UBA: Deutschlands CO2-Ausstoß sinkt deutlich

Landwirtschaft und im Verkehr gegenläufig

Die Treibhausgasemissionen in Deutschland sind laut Umweltbundesamt erstmals nach drei Jahren wieder gesunken: Die klimaschädlichen Ausstöße sanken 2014 um rund 41 Millionen Tonnen. Bundesumweltministerin Barbara Hendricks spricht von einer Trendwende. In der Landwirtschaft und im Verkehr geht der Trend jedoch in eine ganz andere Richtung.

Deutschlands Kohlendioxid-Emissionen sind 2014 erstmals nach drei Jahren wieder gesunken. Die klimaschädlichen Ausstöße sanken um rund 41 Millionen Tonnen, was einem Rückgang um 4,3 Prozent im Vergleich zum Jahr 2013 entspricht. Das ergibt eine Auswertung des Umweltbundesamts (UBA) vom Dienstag. “Der Trend weist endlich wieder in die richtige Richtung”, erklärt Bundesumweltministerin Barbara Hendricks.

Insgesamt lagen die Treibhausgasemissionen durch Haushalte, Gewerbe, Industrie, Verkehr, Land- und Energiewirtschaft bei 912 Millionen Tonnen – dem niedrigsten Wert seit 2010. Das entspricht einer Minderung um 27 Prozent im Vergleich zum internationalen Referenzjahr 1990.

Die Bundesregierung rückt ihrem selbst gesteckten Ziel jedoch nur geringfügig näher. Bis 2020 will sie den CO2-Ausstoß um 40 Prozent senken. Im EU-Schnitt ist Deutschland jedoch schon jetzt Vorreiter: So peilt die Staatengemeinschaft bis 2020 eine Reduzierung von 20 Prozent an, bis 2030 dann von 40 Prozent.

Grund für die “Trendwende” ist laut Umweltbundesamt der außergewöhnlich milde Winter. Dadurch sei weniger geheizt und damit weniger fossile Brennstoffe verbraucht worden. Besonders stark ist der Rückgang bei Erdgas und Steinkohle: Der Einsatz von Erdgas verursachte 12,9 Prozent, der Einsatz von Steinkohle 8,2 Prozent geringere Kohlendioxidemissionen.
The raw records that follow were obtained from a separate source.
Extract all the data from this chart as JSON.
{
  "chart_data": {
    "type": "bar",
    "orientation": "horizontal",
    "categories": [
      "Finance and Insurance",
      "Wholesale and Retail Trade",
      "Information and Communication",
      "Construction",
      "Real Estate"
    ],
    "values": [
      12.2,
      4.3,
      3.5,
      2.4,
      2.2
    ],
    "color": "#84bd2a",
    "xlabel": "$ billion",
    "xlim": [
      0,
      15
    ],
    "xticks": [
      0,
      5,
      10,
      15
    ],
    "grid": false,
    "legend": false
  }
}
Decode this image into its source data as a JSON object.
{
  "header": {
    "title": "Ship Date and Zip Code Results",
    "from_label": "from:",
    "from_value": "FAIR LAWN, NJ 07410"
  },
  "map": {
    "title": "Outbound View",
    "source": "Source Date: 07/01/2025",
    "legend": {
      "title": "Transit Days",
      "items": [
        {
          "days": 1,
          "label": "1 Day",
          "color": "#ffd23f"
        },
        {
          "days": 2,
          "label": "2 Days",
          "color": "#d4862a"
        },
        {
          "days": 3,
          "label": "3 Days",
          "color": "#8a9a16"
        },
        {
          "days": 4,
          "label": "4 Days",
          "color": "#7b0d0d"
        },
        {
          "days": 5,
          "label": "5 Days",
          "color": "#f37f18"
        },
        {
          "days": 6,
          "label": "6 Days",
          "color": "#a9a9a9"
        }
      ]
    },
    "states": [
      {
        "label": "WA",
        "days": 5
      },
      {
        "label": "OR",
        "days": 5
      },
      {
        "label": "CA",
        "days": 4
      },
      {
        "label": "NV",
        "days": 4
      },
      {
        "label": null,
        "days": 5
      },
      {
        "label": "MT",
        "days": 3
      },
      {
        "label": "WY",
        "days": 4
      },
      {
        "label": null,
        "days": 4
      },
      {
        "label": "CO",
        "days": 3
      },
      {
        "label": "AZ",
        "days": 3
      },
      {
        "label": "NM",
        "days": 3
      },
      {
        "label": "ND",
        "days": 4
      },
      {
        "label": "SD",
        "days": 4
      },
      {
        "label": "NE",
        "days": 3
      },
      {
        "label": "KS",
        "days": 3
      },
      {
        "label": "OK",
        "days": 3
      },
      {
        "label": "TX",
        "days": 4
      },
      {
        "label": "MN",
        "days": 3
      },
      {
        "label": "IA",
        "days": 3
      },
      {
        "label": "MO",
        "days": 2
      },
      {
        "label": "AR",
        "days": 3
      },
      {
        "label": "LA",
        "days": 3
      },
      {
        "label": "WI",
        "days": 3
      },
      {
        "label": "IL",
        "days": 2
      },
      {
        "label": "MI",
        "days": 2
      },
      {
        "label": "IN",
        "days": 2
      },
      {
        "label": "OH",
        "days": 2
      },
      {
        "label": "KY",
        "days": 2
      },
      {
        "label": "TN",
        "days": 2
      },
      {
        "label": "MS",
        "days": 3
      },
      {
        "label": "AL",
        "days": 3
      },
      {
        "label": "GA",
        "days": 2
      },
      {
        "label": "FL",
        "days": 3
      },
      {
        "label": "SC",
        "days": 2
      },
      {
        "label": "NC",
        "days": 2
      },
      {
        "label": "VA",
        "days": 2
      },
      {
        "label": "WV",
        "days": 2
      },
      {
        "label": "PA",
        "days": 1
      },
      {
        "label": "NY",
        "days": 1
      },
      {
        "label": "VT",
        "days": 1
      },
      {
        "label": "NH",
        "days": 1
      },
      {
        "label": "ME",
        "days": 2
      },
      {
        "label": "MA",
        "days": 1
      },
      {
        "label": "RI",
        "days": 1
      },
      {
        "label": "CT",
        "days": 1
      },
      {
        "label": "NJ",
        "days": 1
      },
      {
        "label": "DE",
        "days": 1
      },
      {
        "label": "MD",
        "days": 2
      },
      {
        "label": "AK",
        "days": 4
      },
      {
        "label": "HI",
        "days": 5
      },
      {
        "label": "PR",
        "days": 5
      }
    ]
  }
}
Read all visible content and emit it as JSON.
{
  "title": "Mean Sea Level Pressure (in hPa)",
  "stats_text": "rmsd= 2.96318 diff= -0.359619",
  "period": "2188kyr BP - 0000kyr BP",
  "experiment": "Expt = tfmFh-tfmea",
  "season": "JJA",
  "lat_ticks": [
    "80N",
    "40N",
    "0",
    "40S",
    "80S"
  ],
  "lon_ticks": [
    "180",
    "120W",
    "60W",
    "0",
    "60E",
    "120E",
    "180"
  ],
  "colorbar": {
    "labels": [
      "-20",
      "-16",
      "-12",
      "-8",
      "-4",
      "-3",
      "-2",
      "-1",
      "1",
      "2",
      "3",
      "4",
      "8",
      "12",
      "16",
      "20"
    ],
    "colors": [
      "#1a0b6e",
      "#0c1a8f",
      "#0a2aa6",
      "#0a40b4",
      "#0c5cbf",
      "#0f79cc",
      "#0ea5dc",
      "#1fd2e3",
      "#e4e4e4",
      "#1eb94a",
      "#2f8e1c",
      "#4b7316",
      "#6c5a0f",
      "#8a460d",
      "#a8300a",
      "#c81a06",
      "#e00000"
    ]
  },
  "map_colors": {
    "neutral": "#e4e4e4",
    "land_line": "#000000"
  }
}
Die durch Braunkohle verursachten Kohlendioxidemissionen gingen dagegen nur um 2,2 Prozent zurück.

In der Landwirtschaft und stiegen die Emissionen des Treibhausgases Lachgas (N2O) hingegen an. Grund dafür ist der erhöhten Einsatz an mineralischem Dünger. “Die immer noch steigenden Treibhausgasemissionen in der Landwirtschaft und vor allem im Verkehr weisen deutlich auf die vorhandenen Defizite hin”, so UBA-Präsidentin Maria Krautzberger. “Wir haben hier zusätzlichen Handlungsbedarf.” Im Verkehr stiegen die Emissionen um mehr als drei Prozent.

Auch die Braunkohleverstromung stelle den Klimaschutz vor Herausforderungen: Denn alleine hier fielen 175 Millionen Tonnen Kohlendioxid an – und das, obwohl der Anteil der erneuerbaren Energien kontinuierlich wächst. “Die Daten zeigen Handlungsbedarf.  Es ist besser, jetzt einen sanften, sozialverträglichen Strukturwandel einzuleiten, als später abrupte Brüche zu riskieren”, so Umweltministerin Hendricks.

Da Deutschland trotz aller Bemühungen sein 40-Prozent-Ziel bis 2020 zu verfehlen droht, hatte Hendricks den “Aktionsplan Klimaschutz” vorgelegt. Ein Kernstück ist die Drosselung der Emissionen in Kraftwerken. Der dafür zuständige Wirtschaftsminister Sigmar Gabriel stößt mit seinen Plänen für eine Strafabgabe bei Überschreiten einer bestimmten Ausstoßgrenze jedoch auf Widerstand, vor allem aus ostdeutschen Braunkohle-Ländern.

Klimaschutz könne nur erfolgreich praktiziert werden, wenn dafür weltweit abgestimmt gehandelt wird, sagt Brandenburgs Ministerpräsident . “Ein Modell jedoch, das in Deutschland zigtausende Jobs vernichtet, wird international nicht kopiert werden”, so der SPD-Politiker.

Um die Emissionen der rund 500 fossilen Kraftwerke bis 2020 um zusätzliche 22 Millionen Tonnen CO2 zurückzufahren, sollen Betreiber von Kraftwerken, die älter als 20 Jahre sind, eine Abgabe zahlen.